Con esta declaración de intenciones, más que de obligaciones jurídicas, la Comunidad busca la promoción humana.  Esta es la expresión del deseo europeo que el ejercicio de los derechos humanos y de las libertades fundamentales y la vigencia de los principios democráticos son las precondiciones para el desarrollo económico y social permanente.  Legalmente,  es una cláusula que permite modificar y aún suspender las relaciones de cooperación en virtud de violaciones a dichos derechos fundamentales.


CAPITULO II



SECCION I



ACUERDOS DE COOPERACION UNION EUROPEA-CENTROAMERICA


De conformidad con las investigaciones realizadas para el presente trabajo de graduación, se ha observado que, el objetivo fundamental de las políticas de cooperación para el desarrollo de la UE hacia CA es la promoción humana.  En su Resolución 443/92 de febrero de 1992, siguiendo los principios de la Resolución de noviembre del año anterior, el Consejo enfatizó que la asistencia técnica y financiera deberían dirigirse principalmente, a los sectores más pobres de la población, otorgando prioridad al desarrollo del sector rural y al mejoramiento de la seguridad alimentaria.  También menciona la promoción del empleo, el mejoramiento del marco económico, legal y social para el desarrollo del sector privado, la protección ambiental y de los recursos naturales y el desarrollo sustentable, como metas a largo plazo.  También se incluyeron algunos otros temas, tales como la lucha contra el narcotráfico, los problemas demográficos, las estructuras institucionales y una adecuada protección a la propiedad intelectual.

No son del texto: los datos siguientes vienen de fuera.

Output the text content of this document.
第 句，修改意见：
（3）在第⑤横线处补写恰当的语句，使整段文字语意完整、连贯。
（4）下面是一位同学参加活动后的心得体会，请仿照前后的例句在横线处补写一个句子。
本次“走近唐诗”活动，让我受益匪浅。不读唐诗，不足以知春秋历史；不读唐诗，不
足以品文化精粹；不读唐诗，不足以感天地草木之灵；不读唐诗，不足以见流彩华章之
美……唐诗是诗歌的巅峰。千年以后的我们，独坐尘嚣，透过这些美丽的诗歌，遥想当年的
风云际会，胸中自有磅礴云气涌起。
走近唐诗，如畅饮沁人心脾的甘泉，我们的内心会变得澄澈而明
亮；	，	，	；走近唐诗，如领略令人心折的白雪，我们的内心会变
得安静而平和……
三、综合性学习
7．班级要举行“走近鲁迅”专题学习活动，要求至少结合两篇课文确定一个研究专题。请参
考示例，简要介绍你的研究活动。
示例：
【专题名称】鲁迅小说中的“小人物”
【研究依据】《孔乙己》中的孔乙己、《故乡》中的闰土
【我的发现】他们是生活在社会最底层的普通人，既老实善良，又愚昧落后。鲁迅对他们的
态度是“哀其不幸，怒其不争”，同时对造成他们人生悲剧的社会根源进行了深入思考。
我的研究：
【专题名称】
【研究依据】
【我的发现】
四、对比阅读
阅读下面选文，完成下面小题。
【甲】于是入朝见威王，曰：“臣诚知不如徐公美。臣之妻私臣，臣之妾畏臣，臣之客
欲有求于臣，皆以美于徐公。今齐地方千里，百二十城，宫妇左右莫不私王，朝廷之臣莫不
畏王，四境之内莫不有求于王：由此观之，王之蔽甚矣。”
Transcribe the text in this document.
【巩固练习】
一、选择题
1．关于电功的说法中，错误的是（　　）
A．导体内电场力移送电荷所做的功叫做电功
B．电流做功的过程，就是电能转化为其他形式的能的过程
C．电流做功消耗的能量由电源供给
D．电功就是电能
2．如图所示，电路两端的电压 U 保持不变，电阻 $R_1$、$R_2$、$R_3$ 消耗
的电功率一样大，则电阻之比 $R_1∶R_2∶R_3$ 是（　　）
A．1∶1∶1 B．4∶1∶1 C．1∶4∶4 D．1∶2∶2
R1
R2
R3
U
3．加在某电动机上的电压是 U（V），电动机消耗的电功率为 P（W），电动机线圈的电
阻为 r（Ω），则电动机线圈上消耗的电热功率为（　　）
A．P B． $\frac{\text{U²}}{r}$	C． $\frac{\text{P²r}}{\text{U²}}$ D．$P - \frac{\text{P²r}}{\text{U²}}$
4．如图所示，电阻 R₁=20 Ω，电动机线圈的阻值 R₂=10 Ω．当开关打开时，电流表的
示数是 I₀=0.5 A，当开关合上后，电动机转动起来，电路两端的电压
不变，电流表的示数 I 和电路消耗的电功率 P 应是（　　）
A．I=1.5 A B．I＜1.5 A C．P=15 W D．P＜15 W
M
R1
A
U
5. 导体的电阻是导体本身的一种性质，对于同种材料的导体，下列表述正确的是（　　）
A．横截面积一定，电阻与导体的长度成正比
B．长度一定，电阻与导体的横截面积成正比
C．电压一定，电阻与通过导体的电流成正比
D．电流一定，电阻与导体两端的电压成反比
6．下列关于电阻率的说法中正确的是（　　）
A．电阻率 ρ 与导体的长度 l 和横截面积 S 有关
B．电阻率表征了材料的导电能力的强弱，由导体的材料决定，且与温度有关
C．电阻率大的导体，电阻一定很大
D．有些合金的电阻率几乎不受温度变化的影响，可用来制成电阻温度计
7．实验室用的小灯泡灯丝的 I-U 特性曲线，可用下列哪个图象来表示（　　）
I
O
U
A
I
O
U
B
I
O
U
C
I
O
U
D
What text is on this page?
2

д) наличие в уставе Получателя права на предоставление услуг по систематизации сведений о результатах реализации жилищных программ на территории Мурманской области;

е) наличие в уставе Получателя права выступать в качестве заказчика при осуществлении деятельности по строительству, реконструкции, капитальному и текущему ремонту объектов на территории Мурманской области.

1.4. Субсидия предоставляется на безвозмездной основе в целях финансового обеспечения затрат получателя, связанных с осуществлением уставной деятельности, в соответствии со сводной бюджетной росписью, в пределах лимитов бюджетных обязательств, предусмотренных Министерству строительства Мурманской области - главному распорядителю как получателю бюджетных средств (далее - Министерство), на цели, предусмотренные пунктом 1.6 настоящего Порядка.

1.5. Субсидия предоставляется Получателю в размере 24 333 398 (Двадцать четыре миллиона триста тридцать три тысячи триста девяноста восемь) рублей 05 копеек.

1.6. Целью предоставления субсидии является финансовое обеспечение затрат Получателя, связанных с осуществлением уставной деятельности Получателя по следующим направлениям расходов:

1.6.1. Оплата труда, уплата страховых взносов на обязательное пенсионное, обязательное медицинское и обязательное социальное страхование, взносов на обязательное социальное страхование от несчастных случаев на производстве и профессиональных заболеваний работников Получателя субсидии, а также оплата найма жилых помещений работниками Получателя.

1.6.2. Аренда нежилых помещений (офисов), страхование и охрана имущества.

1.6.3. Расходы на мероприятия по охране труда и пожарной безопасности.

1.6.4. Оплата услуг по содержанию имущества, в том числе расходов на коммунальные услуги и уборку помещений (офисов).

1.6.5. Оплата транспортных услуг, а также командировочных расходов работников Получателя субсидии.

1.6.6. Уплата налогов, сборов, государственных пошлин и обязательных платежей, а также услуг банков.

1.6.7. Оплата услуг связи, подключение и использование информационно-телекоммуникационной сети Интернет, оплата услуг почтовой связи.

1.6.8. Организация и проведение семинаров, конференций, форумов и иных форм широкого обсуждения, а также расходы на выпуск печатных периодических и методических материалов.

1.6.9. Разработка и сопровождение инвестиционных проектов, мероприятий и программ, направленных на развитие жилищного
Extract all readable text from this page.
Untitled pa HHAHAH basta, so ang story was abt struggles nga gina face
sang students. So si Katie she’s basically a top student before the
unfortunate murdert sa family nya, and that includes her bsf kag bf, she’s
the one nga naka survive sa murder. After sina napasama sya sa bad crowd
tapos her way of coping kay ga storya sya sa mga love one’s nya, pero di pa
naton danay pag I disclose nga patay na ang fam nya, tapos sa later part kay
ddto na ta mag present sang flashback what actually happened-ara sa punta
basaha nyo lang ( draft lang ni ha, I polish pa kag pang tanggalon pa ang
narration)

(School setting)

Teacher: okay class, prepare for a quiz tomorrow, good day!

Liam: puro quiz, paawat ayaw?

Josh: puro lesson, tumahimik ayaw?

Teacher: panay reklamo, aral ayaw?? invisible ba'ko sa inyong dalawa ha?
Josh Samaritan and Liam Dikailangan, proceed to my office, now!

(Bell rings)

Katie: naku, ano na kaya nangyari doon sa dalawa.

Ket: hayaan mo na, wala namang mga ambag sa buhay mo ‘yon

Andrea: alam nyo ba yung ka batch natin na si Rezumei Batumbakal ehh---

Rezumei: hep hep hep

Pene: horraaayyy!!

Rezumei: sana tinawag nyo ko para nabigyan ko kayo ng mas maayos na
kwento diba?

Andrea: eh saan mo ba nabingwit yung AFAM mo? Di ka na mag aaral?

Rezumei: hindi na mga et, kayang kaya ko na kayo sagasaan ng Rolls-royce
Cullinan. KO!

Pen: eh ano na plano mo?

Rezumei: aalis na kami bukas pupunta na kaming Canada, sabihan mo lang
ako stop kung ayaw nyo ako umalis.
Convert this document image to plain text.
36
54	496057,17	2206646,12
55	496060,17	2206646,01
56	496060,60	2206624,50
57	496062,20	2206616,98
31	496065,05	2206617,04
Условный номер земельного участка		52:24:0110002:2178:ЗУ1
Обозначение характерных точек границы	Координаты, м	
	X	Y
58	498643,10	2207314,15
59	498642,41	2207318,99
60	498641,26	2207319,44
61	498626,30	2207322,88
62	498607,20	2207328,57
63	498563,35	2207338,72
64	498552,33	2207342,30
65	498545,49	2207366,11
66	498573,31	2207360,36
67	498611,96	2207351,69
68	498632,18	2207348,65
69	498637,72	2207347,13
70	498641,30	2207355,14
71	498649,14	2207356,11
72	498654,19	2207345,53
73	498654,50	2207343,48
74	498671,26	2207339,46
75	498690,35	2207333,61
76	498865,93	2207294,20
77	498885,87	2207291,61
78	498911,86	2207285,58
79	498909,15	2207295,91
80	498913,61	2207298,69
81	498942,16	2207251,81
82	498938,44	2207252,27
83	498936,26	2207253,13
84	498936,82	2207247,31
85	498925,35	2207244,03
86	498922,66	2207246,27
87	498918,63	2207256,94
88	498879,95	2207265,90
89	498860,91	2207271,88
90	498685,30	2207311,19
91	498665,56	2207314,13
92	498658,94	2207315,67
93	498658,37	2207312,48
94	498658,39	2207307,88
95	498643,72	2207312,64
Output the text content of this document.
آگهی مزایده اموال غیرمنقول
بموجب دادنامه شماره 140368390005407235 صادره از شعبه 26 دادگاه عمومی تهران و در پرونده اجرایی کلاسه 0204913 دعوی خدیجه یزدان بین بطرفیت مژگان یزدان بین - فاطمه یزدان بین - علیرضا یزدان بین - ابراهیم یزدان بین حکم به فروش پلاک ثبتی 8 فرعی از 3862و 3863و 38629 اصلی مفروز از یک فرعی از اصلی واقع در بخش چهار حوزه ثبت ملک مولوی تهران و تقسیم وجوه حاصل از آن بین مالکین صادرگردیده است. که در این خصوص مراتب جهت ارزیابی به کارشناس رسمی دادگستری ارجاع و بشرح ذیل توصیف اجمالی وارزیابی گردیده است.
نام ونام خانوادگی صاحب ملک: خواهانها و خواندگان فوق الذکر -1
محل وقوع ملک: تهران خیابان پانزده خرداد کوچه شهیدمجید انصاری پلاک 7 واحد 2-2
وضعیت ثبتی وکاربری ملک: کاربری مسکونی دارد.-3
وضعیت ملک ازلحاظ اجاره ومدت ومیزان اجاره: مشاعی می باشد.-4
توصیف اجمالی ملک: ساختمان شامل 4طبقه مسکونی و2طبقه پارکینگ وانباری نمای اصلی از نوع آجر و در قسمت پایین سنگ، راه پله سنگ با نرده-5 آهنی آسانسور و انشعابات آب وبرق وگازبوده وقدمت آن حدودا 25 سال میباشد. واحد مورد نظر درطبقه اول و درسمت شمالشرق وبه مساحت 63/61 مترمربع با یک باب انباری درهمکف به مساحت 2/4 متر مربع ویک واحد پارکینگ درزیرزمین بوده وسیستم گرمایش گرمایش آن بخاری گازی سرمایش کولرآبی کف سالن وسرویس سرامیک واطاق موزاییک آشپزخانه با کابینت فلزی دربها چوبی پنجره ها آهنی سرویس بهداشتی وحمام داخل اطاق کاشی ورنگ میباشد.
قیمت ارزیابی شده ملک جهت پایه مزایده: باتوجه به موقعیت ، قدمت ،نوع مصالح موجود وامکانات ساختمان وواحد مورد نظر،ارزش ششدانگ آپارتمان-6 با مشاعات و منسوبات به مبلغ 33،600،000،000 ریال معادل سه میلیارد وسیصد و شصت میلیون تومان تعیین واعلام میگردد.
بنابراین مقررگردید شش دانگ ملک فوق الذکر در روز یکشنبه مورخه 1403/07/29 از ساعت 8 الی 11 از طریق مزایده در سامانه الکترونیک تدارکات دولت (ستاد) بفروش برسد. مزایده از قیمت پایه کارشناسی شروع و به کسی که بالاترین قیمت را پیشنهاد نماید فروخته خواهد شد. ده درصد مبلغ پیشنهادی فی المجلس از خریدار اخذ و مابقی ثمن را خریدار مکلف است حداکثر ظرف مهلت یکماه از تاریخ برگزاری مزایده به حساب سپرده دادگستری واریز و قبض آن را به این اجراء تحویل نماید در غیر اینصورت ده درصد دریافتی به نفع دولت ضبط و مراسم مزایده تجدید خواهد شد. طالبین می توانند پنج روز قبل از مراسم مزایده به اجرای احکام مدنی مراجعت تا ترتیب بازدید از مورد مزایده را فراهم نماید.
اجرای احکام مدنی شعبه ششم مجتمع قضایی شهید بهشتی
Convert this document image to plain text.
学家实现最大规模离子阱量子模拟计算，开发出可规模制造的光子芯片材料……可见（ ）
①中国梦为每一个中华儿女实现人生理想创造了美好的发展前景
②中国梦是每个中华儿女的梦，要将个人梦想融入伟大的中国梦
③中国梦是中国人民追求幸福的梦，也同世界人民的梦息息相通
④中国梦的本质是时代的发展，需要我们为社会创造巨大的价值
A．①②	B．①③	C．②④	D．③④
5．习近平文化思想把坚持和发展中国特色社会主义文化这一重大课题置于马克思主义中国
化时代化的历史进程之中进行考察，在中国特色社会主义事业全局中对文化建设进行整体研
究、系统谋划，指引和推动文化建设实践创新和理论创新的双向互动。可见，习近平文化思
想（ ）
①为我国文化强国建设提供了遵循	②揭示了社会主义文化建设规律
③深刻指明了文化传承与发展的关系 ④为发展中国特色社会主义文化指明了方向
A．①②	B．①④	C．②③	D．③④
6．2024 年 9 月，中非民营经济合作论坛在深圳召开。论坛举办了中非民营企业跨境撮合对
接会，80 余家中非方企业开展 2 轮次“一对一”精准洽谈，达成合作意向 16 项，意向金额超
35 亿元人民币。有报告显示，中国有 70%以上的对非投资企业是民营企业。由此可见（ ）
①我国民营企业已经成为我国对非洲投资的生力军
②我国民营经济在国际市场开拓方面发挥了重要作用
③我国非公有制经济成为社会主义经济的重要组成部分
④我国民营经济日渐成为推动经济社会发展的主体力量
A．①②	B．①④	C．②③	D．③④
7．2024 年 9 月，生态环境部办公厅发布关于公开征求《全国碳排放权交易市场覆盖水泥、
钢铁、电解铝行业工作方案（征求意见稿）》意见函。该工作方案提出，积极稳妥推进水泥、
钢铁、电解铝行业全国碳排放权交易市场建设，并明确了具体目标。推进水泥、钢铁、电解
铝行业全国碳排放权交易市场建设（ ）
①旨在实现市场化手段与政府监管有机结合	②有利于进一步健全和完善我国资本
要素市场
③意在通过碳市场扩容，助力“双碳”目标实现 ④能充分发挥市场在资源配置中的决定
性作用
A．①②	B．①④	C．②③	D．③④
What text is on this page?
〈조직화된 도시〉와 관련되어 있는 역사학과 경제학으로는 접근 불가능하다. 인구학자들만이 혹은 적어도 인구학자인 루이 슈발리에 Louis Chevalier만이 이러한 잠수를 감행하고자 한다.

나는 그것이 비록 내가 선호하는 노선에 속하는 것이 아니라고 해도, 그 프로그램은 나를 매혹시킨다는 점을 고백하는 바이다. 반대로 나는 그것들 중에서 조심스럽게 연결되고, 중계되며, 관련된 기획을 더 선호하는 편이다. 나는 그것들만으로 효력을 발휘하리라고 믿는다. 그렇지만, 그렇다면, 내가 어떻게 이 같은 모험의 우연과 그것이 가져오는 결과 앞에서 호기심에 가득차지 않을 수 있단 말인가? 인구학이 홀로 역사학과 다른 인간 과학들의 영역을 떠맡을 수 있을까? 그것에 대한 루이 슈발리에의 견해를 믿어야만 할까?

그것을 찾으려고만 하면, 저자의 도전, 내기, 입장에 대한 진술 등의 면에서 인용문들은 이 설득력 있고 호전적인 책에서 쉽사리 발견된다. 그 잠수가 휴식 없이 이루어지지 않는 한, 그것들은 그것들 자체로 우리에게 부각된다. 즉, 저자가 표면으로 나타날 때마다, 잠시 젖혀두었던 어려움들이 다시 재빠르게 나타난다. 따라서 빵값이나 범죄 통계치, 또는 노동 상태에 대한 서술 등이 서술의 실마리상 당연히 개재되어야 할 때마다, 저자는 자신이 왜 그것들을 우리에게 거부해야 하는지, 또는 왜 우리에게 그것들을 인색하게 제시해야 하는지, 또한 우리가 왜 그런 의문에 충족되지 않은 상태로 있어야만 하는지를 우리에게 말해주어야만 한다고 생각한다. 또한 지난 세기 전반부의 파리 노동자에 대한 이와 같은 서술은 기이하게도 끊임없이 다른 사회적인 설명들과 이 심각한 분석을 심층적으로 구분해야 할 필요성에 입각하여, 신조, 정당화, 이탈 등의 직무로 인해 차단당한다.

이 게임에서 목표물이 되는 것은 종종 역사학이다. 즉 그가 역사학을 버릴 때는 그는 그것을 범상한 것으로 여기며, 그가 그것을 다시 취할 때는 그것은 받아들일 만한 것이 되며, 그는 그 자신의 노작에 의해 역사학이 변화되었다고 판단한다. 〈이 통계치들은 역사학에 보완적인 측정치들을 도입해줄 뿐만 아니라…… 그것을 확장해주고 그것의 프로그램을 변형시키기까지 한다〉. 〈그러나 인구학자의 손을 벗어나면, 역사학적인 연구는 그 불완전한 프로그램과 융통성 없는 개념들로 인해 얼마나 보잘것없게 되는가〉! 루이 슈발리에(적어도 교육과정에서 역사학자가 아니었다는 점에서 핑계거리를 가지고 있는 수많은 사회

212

El aspecto más sobresaliente que el Consejo expresó en su Resolución fue la manifestación que su cooperación hacia los países ALA, no solamente incluiría los mecanismos tradicionales de asistencia internacional, pero también la expansión del comercio por un proceso gradual de integración en el sistema multilateral de comercio, incluyendo el sistema comunitario de preferencias (SGP).  Sin embargo, el SGP no es un instrumento de asistencia, como muchos países en vías de desarrollo tienden a verlo, sino que de hecho, es una concesión comercial  , y por ello, será analizado dentro del capítulo comercial de esta investigación.

Surge entonces la interrogante:  es la política comercial de la UE consistente con las Regulaciones de noviembre de 1991 y de febrero de 1992, en lo concerniente con la política de cooperación?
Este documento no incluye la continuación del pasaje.